Amartya Sen argues that economic development isn’t just about average salaries. It consists of interconnected freedoms: a) political freedom and transparency in relationships, b) free of opportunity to access credit, start businesses, engage in trade, etc., and c) freedom from abject poverty that can be eased with state income and unemployment assistance.

He says that all three must be present for people to rise out of poverty. If any are missing, people suffer from exclusion, coercion, and predation that impedes their ability to increase their incomes. That describes Haiti and most African countries.

Trump’s lack of understanding of poverty is not just alarming internationally but domestically too—America has a stubbornly high poverty rate. Just under 15% of the U.S. population, 45 million people, live below the American poverty line. These urban and rural poor are Trump’s constituents, and confusingly, his supporters. His obligation to understand the realities of being poor apply to his own country as well.

Cameroon: Nigeria’s Crisis Next Door

 

Oil platforms outside Limbe, Cameroon, near the Nigerian border.

There has been little media coverage of Cameroon’s 2016 Anglophone insurgency against the Francophone majority, when separatists declared their own state of Ambazonia. English-speakers near the Nigerian border constitute 20% of the country’s population and have long complained of political and resource marginalization. Now, there are concerns that this civil unrest is causing a potential refugee crisis.

Cameroonian English-speakers have a strong trade relationship with neighboring Nigeria, with large ships and small speedboats regularly traveling between the Nigerian port of Calabar and the Anglophone city of Limbe in Cameroon. I took both these forms of transport during a visit to Cameroon in 2012. Then, the water vessels were stockpiled mostly with raw goods to trade and sell, while passengers tried their best to find a spot to sit or nap wherever they could. Aside from some troublesome mechanical troubles, the journey did not feel terribly dangerous. The border was porous, interactions amiable among passengers, and there was little sense of an impending refugee issue.

Since then, separatists have targeted Cameroonian state agents, and those agents have in turn pursued rebels across the border into Nigeria. Tens of thousands of Anglophone Cameroonians have reportedly fled towards Calabar to avoid violence. So many refugees crossing into Nigeria exacerbates long-standing ethnic tensions in the Niger Delta, even those apart from the oil issue. It also strains resources and is a burden the Nigeria government is not prepared to bear, with much of its focus still on Boko Haram in the north.
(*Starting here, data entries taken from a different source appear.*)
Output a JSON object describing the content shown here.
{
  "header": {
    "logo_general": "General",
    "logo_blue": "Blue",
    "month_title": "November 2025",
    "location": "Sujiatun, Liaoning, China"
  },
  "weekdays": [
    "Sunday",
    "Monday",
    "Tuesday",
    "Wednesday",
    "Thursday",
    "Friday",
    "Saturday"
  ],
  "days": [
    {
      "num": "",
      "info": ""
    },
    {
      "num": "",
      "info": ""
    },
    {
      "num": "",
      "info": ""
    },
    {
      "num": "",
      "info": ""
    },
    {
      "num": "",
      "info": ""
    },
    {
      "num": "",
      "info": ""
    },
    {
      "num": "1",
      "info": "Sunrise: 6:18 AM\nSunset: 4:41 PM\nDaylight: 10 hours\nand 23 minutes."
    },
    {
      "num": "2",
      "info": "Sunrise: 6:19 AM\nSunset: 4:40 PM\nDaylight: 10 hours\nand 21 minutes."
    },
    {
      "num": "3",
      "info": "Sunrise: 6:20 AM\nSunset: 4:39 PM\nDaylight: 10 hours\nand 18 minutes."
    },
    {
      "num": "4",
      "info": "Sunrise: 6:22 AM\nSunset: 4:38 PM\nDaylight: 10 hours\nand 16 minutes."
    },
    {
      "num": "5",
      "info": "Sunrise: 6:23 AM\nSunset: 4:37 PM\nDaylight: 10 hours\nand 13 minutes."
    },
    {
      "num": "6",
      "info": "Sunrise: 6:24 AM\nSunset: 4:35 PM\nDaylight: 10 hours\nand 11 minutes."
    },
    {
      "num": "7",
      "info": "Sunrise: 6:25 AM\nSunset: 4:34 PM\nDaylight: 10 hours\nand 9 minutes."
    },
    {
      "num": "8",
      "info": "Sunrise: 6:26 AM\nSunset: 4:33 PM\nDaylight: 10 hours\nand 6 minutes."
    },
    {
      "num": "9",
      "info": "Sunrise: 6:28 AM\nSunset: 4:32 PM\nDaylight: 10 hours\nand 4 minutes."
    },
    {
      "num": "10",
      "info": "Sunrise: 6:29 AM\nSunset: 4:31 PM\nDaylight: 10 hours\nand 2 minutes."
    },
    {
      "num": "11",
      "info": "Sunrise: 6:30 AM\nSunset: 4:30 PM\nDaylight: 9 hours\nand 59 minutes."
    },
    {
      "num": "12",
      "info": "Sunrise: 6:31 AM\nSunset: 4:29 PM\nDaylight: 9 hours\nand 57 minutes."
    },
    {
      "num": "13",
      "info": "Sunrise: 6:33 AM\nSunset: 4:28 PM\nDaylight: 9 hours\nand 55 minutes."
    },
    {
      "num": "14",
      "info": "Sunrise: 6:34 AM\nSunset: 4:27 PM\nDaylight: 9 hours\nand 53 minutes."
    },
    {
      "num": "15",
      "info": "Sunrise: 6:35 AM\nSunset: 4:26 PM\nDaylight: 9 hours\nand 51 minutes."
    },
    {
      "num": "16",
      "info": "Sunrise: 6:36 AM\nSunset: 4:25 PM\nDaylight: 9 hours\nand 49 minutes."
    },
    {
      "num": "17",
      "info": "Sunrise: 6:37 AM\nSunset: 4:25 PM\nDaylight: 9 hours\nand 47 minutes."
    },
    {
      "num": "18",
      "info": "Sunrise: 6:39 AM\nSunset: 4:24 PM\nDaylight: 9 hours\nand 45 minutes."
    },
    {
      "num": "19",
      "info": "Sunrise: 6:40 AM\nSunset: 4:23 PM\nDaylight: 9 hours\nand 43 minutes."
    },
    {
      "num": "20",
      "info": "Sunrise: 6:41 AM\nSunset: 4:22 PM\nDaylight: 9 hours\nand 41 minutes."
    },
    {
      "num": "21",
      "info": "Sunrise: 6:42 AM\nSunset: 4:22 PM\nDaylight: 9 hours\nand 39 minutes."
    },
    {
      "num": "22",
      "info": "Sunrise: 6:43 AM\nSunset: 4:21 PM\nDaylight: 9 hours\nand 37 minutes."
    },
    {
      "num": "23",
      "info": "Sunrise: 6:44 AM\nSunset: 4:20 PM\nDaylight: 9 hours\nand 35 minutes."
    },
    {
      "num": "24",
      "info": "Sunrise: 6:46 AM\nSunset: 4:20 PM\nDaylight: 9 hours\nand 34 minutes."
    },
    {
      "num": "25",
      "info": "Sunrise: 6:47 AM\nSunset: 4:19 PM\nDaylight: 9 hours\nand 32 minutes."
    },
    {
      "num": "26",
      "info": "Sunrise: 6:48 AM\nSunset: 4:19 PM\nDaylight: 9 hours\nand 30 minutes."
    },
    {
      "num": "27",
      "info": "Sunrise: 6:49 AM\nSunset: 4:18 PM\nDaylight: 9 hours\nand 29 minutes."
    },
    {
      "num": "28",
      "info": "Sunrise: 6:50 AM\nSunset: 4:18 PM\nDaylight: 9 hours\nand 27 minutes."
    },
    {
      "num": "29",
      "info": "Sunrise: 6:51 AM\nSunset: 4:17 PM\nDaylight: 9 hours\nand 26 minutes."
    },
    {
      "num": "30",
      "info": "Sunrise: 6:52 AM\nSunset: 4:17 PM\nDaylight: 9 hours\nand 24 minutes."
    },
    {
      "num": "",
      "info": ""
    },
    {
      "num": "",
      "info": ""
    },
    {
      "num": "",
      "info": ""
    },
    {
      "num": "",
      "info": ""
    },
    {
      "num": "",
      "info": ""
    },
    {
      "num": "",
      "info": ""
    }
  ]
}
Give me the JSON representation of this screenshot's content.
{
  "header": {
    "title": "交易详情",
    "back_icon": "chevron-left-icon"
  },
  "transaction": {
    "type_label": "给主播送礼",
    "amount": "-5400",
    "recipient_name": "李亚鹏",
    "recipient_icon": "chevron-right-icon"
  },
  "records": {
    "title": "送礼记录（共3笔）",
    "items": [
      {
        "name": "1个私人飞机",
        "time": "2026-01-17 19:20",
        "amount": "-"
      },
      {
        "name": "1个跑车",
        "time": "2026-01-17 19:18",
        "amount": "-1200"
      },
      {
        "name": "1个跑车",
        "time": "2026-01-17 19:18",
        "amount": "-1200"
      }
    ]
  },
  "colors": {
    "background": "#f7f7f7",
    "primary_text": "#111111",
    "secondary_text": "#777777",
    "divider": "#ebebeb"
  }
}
Voice of America reported on the political backlash within Cameroon. Some argue that Paul Biya is using the separatist movement as a reason to militarize Anglophone areas even further and cement his 35-year rule. The text of that story is below.

Cameroon’s main opposition party on Thursday accused the government of having “militarized” two regions shaken by unrest among the country’s anglophone minority.

“The Northwest and Southwest regions are heavily militarized,” the head of the Social Democratic Front (SDF), Jean Tsomelou, said in an interview with AFP, describing the situation as “worrying.”

“We have observed troop movements in both regions. The government has spoken of thousands [of troops] who are in the Southwest and Northwest,” he said.

“Abuse has been committed” against local people, he said.

In September and October, “live fire was targeted against people who were simply carrying a message of peace,” he charged.

Since November 2016, resentment has fed demands for autonomy or a separate state to which the government has responded with a crackdown, including curfews, raids and restrictions on travel.

International monitors say at least 20 and possibly 40 people have been killed since late September.